Liturgia de la palabra del martes 28 de abril de 2020

Primera lectura del libro de los hechos de los apóstoles 7,51-8:

En aquellos días, dijo Esteban al pueblo y a los ancianos y escribas: "!Duros de cerviz, incircuncisos de corazón y de oídos¡ Vosotros siempre resistís al Espíritu Santo, lo mismo que vuestros padres. ¿Hubo un profeta que vuestros padres no persiguieran? Ellos mataron a los que anunciaban la venida del Justo, y ahora vosotros lo habéis traicionado y asesinado; recibisteis la ley por mediación de ángeles y no la habéis observado".

Oyendo sus palabras serecomían en sus corazones y rechinaban los dientes de rabia. Esteban, lleno de Espíritu Santo, fiando la mirada en el cielo, vio la gloria de Dios,y a Jesús de pie a la drecha de Dios, y dijo: "Veo los cielos abiertos y al Hijo del hombre de pie a la drecha de dios".

Dando un grito estentóreo, se taparon los oídos; y, como un solo hombre, se abalanzaron sobre él, lo empujaron fuera de la ciudad y se pusieron a apedrearlo. Los testigos dejaron sus capas a los pies de un joven llamado Saulo y se pusieron a apedrear a Esteban, que repetía esta invocación:

"Señor Jesús, recibe mi espíritu".

Luego, cayendo de rodillas y clamando con voz potente, dijo: "Señor, no les tengas en cuenta este pecado". Y, con estas palabras, murió. Saulo aprobaba su ejecución.

Salmo Responsorial: 30, 3 - 4.6 ,7, 8, 21:

Se la roca de mi refugio,
un baluarte donde se salve,
tú que eres mi roca y mi baluarte;
por tu nombre dirígeme y guíame. R/.

A tus manos encomiendo mi espíritu:
tú, el Dios leal, me librarás.
Yo confío en el Señor.
Tu misericordia sea mi gozo y mi alegría. R/.

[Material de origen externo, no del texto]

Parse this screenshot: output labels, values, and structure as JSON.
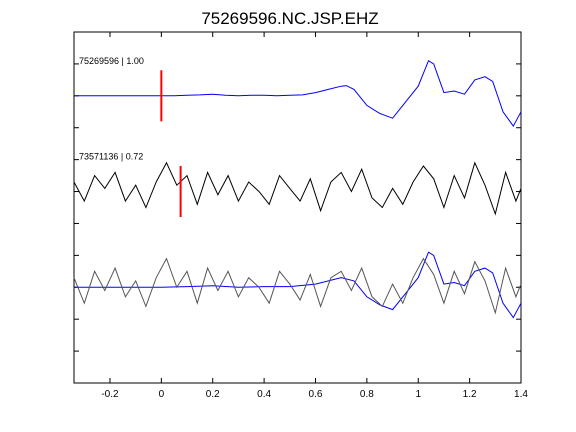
{
  "chart_data": {
    "type": "line",
    "title": "75269596.NC.JSP.EHZ",
    "xlabel": "",
    "ylabel": "",
    "xlim": [
      -0.34,
      1.4
    ],
    "x_ticks": [
      -0.2,
      0,
      0.2,
      0.4,
      0.6,
      0.8,
      1,
      1.2,
      1.4
    ],
    "x_tick_labels": [
      "-0.2",
      "0",
      "0.2",
      "0.4",
      "0.6",
      "0.8",
      "1",
      "1.2",
      "1.4"
    ],
    "ylim": [
      -1,
      10
    ],
    "y_ticks": [
      0,
      1,
      2,
      3,
      4,
      5,
      6,
      7,
      8,
      9
    ],
    "grid": false,
    "traces": [
      {
        "label": "75269596 | 1.00",
        "pick_x": 0.0,
        "color": "#0000ff",
        "x": [
          -0.34,
          0.0,
          0.05,
          0.1,
          0.15,
          0.2,
          0.25,
          0.3,
          0.35,
          0.4,
          0.45,
          0.5,
          0.55,
          0.6,
          0.65,
          0.7,
          0.72,
          0.75,
          0.8,
          0.85,
          0.9,
          0.95,
          1.0,
          1.04,
          1.06,
          1.1,
          1.14,
          1.18,
          1.22,
          1.26,
          1.29,
          1.33,
          1.37,
          1.4
        ],
        "offset": [
          0.0,
          0.0,
          0.0,
          0.02,
          0.03,
          0.05,
          0.02,
          0.0,
          0.02,
          0.02,
          0.0,
          0.02,
          0.03,
          0.1,
          0.2,
          0.3,
          0.32,
          0.2,
          -0.3,
          -0.55,
          -0.7,
          -0.2,
          0.3,
          1.1,
          1.0,
          0.1,
          0.15,
          0.05,
          0.5,
          0.6,
          0.45,
          -0.5,
          -0.95,
          -0.5
        ]
      },
      {
        "label": "73571136 | 0.72",
        "pick_x": 0.075,
        "color": "#000000",
        "x": [
          -0.34,
          -0.3,
          -0.26,
          -0.22,
          -0.18,
          -0.14,
          -0.1,
          -0.06,
          -0.02,
          0.02,
          0.06,
          0.1,
          0.14,
          0.18,
          0.22,
          0.26,
          0.3,
          0.34,
          0.38,
          0.42,
          0.46,
          0.5,
          0.54,
          0.58,
          0.62,
          0.66,
          0.7,
          0.74,
          0.78,
          0.82,
          0.86,
          0.9,
          0.94,
          0.98,
          1.02,
          1.06,
          1.1,
          1.14,
          1.18,
          1.22,
          1.26,
          1.3,
          1.34,
          1.38,
          1.4
        ],
        "offset": [
          0.3,
          -0.3,
          0.5,
          0.1,
          0.6,
          -0.3,
          0.2,
          -0.5,
          0.3,
          0.9,
          0.2,
          0.5,
          -0.4,
          0.6,
          -0.1,
          0.5,
          -0.3,
          0.3,
          0.0,
          -0.4,
          0.5,
          0.1,
          -0.3,
          0.4,
          -0.6,
          0.3,
          0.6,
          0.0,
          0.7,
          -0.2,
          -0.5,
          0.1,
          -0.4,
          0.3,
          0.8,
          0.4,
          -0.5,
          0.5,
          -0.2,
          0.9,
          0.2,
          -0.7,
          0.6,
          -0.3,
          0.1
        ]
      },
      {
        "label": "",
        "pick_x": null,
        "color": "#0000ff",
        "overlay": true,
        "x": [
          -0.34,
          0.0,
          0.1,
          0.2,
          0.3,
          0.4,
          0.5,
          0.6,
          0.7,
          0.75,
          0.8,
          0.85,
          0.9,
          0.95,
          1.0,
          1.04,
          1.06,
          1.1,
          1.14,
          1.18,
          1.22,
          1.26,
          1.29,
          1.33,
          1.37,
          1.4
        ],
        "offset": [
          0.0,
          0.0,
          0.02,
          0.05,
          0.0,
          0.02,
          0.02,
          0.1,
          0.3,
          0.2,
          -0.3,
          -0.55,
          -0.7,
          -0.2,
          0.3,
          1.1,
          1.0,
          0.1,
          0.15,
          0.05,
          0.5,
          0.6,
          0.45,
          -0.5,
          -0.95,
          -0.5
        ]
      },
      {
        "label": "",
        "pick_x": null,
        "color": "#555555",
        "overlay": true,
        "x": [
          -0.34,
          -0.3,
          -0.26,
          -0.22,
          -0.18,
          -0.14,
          -0.1,
          -0.06,
          -0.02,
          0.02,
          0.06,
          0.1,
          0.14,
          0.18,
          0.22,
          0.26,
          0.3,
          0.34,
          0.38,
          0.42,
          0.46,
          0.5,
          0.54,
          0.58,
          0.62,
          0.66,
          0.7,
          0.74,
          0.78,
          0.82,
          0.86,
          0.9,
          0.94,
          0.98,
          1.02,
          1.06,
          1.1,
          1.14,
          1.18,
          1.22,
          1.26,
          1.3,
          1.34,
          1.38,
          1.4
        ],
        "offset": [
          0.3,
          -0.5,
          0.5,
          -0.1,
          0.6,
          -0.3,
          0.2,
          -0.6,
          0.3,
          0.9,
          0.0,
          0.5,
          -0.5,
          0.6,
          -0.1,
          0.5,
          -0.3,
          0.3,
          0.0,
          -0.5,
          0.5,
          0.1,
          -0.4,
          0.4,
          -0.6,
          0.3,
          0.5,
          -0.1,
          0.6,
          -0.3,
          -0.6,
          0.1,
          -0.5,
          0.3,
          0.9,
          0.4,
          -0.5,
          0.5,
          -0.2,
          0.8,
          0.2,
          -0.8,
          0.6,
          -0.3,
          0.1
        ]
      }
    ],
    "baselines": [
      8,
      5,
      2,
      2
    ]
  }
}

Haz brillar tu rostro sobre tu siervo,
sálvame por tu misericordia.
En el asilo de tu presencia los escondes
de las conjuras humanas. R/.

Evangelio Según san Juan 6,30-35:

En aquel tiempo, el gentío dijo a Jesús: "¿Y qué signo hacer tú, para veamos y creamos en ti? ¿Cuál es tu obra?. Nuestros padres comieron el maná en el desierto, como está escrito: "Pan del cielo les dio a comer". Jesús les replicó: En verdad, os digo; no fue Moisés quien os dio el pan del cielo, sino que es mi Padre el que os da el verdadero pan del cielo. Porque el pan de Dios es el que baja del cielo y da vida al mundo".

Entonces le dijeron:

"Señor, danos siempre de este pan". Jesús les contesto: "Yo soy el pan de vida. El que viene a mí no tendrá hambre, y el que cree en mí no tendrá sed jamás".